• Vaccine promise upends equity and credit markets over two days
  • Equities race higher on Monday setting new records
  • Dollar rises reversing its risk-on, risk-off trading posture

Monday's announcement from the US drug-maker Pfizer and German biotech company BioNtech that their COVID-19 vaccine proved 90% effective in a large scale trial sent the Dow soaring to new all-time intra-day highs as investors rotated into companies beaten down by the pandemic and out of those who have profited from the economic dislocation.

The Dow closed on Monday at 29,157.97 up 834 points, but at one point in the day it was up 1,610.42 points to a new record of 29,933.83. An additional 262.95 points on Tuesday brought the close to 29,420.92 just 130 points below the all-time close at 29,551.42 on February 12th of this year. The Dow is up 3.09% year-to-date and 6.28% over 12 months.


Treasury yields also accelerated from 0.82% at the finish on Friday to 0.96 % on Monday and Tuesday for the highest close since March 18.


Equities and bonds were on a well-traveled and familiar route mirroring the ups and downs of the pandemic. It is a reflection markets have seen many times in large and small amounts over the past nine months. When COVID-19 cases rise equities and bond yields fall and as they ebb equities and yields return.

The long-awaited and unexpected success of this trial, released a volcanic surge of equity buying and a lesser degrees of bond selling, but the rationale is a familiar one. COVID-19 down, stocks and Treasury rates higher.

Currency markets

Currency markets, however, abandoned the dollar's risk-on, risk-off trade that has dominated trading since May.
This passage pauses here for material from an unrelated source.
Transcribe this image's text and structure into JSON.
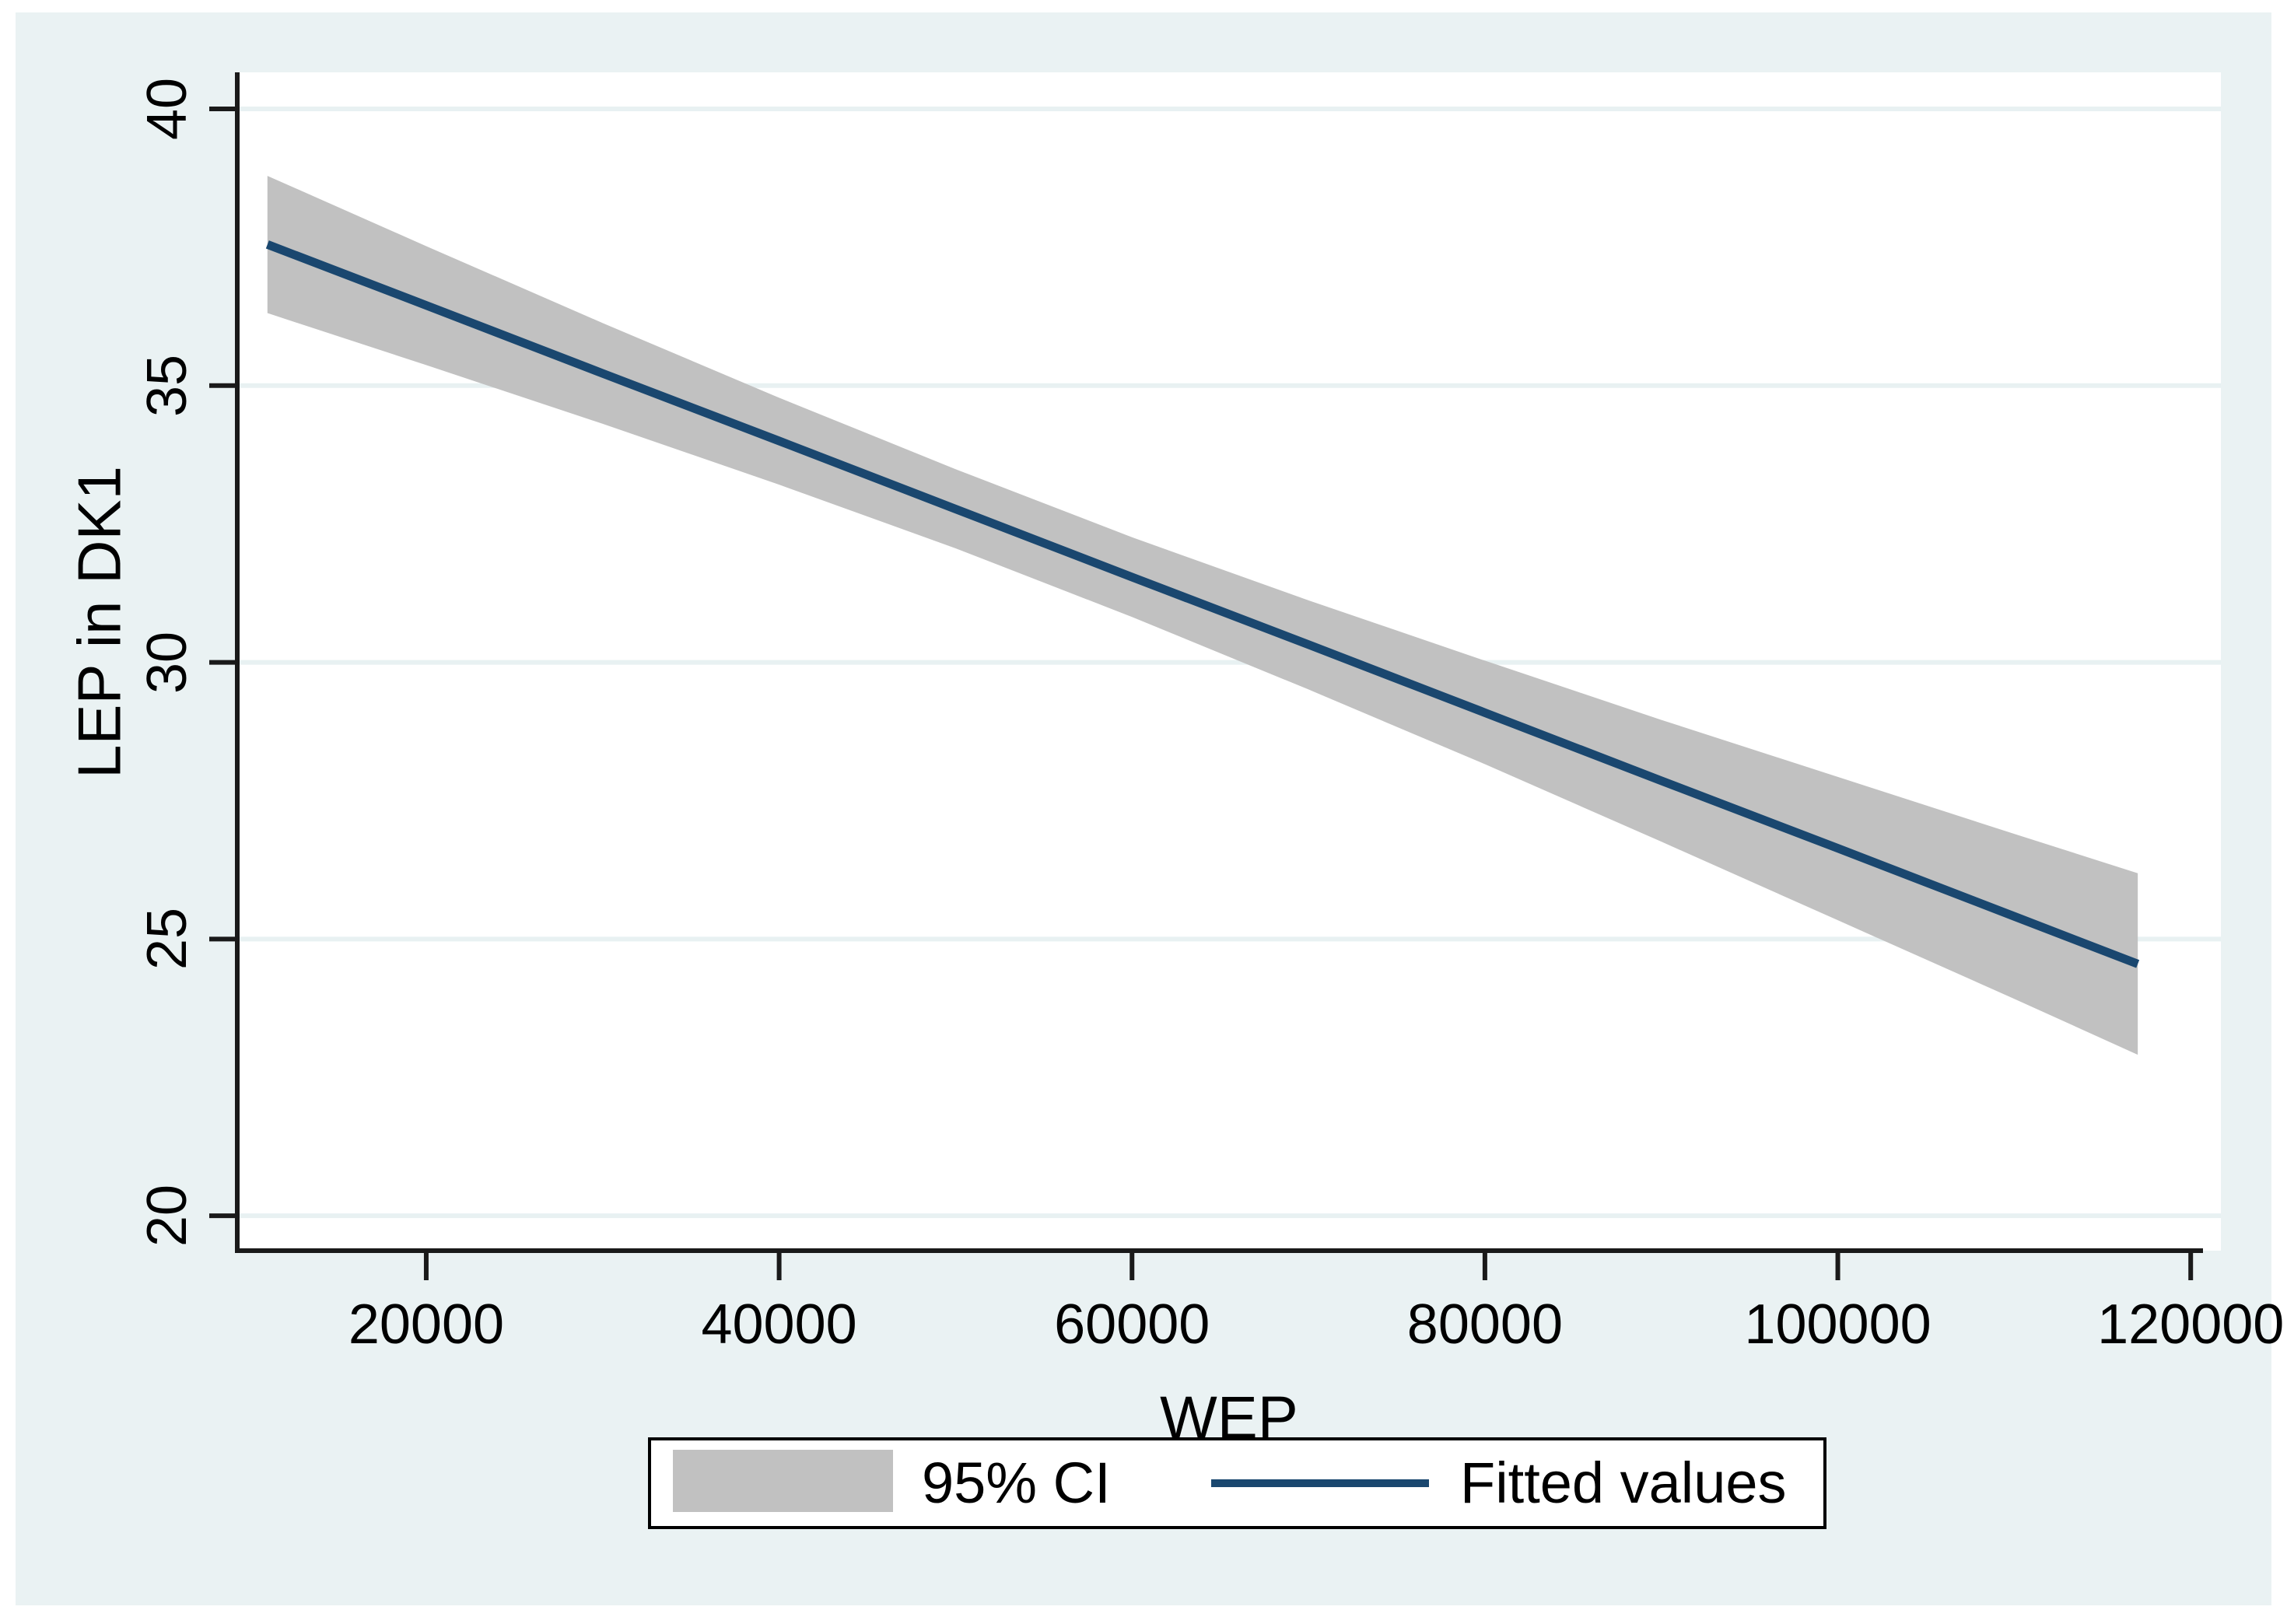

The dollar against the euro closed on Friday at 1.1879. After two days of excellent vaccine news and the dynamic equity and credit resurgence, the EUR/USD closed modestly lower at 1.1812.

To shamelessly paraphrase 'It wasn't the amount of the move, but that the direction happened at all.'

Instead of the dollar falling as risk sentiment improved, as has been the case for four months, the dollar booked a standard and somewhat quaint reaction relating to the likely success of the US economy, it strengthened.

Let's back-track a bit to the late spring.

As the pandemic waned into the summer, the dollar fell. The euro rose from 1.1000 in the beginning of June to 1.1900 two months later. Throughout the summer the case loads in Europe and the United States had fallen sharply. The good news was treated as a reversal of the pandemic risk-off trade to the dollar that had lasted from mid-March until June.

That dollar pandemic premium versus the euro was filched in two sharp runs higherin the EUR/USD from May 26 to June 4 and then from July 14 to July 30.

Since then the EUR/USD had traded in a 1.1600-1.1900 range but the movement logic remained unchanged from the high days of the crisis--pandemic waning, risk-on and dollar lower, pandemic rising, risk-off dollar higher.

This week's dollar recovery on the vaccine news, while not large, was directly opposite the pandemic trading logic. A successful vaccine, even if it takes six months to prepare and distribute is a return to normal, however long it takes.

Comparative economics

The American and European economies, just to take the sides of the EUR/USD, have been tremendously battered by the pandemic. The second wave and third waves have brought a new national lockdown in the UK and many lesser closures on the continent.

The US, while it has fast rising COVID-19 diagnoses and new total of hospitalizations, does not seem inclined to shut its economy. Even the state governors who were most draconian in their restrictions in New York, Michigan and California have not threatened similar actions this time. The presumed new president, Joe Biden has said a national lockdown could be needed, but he would not be in power for almost three months with inauguration on January 20th. The Trump administration has already said there will not be a national lockdown order.

The dollar reaction to the vaccine is a tentative return to the notion that if and when this wave of the pandemic retreats the US economy will, as it historically has, make a faster and stronger recovery.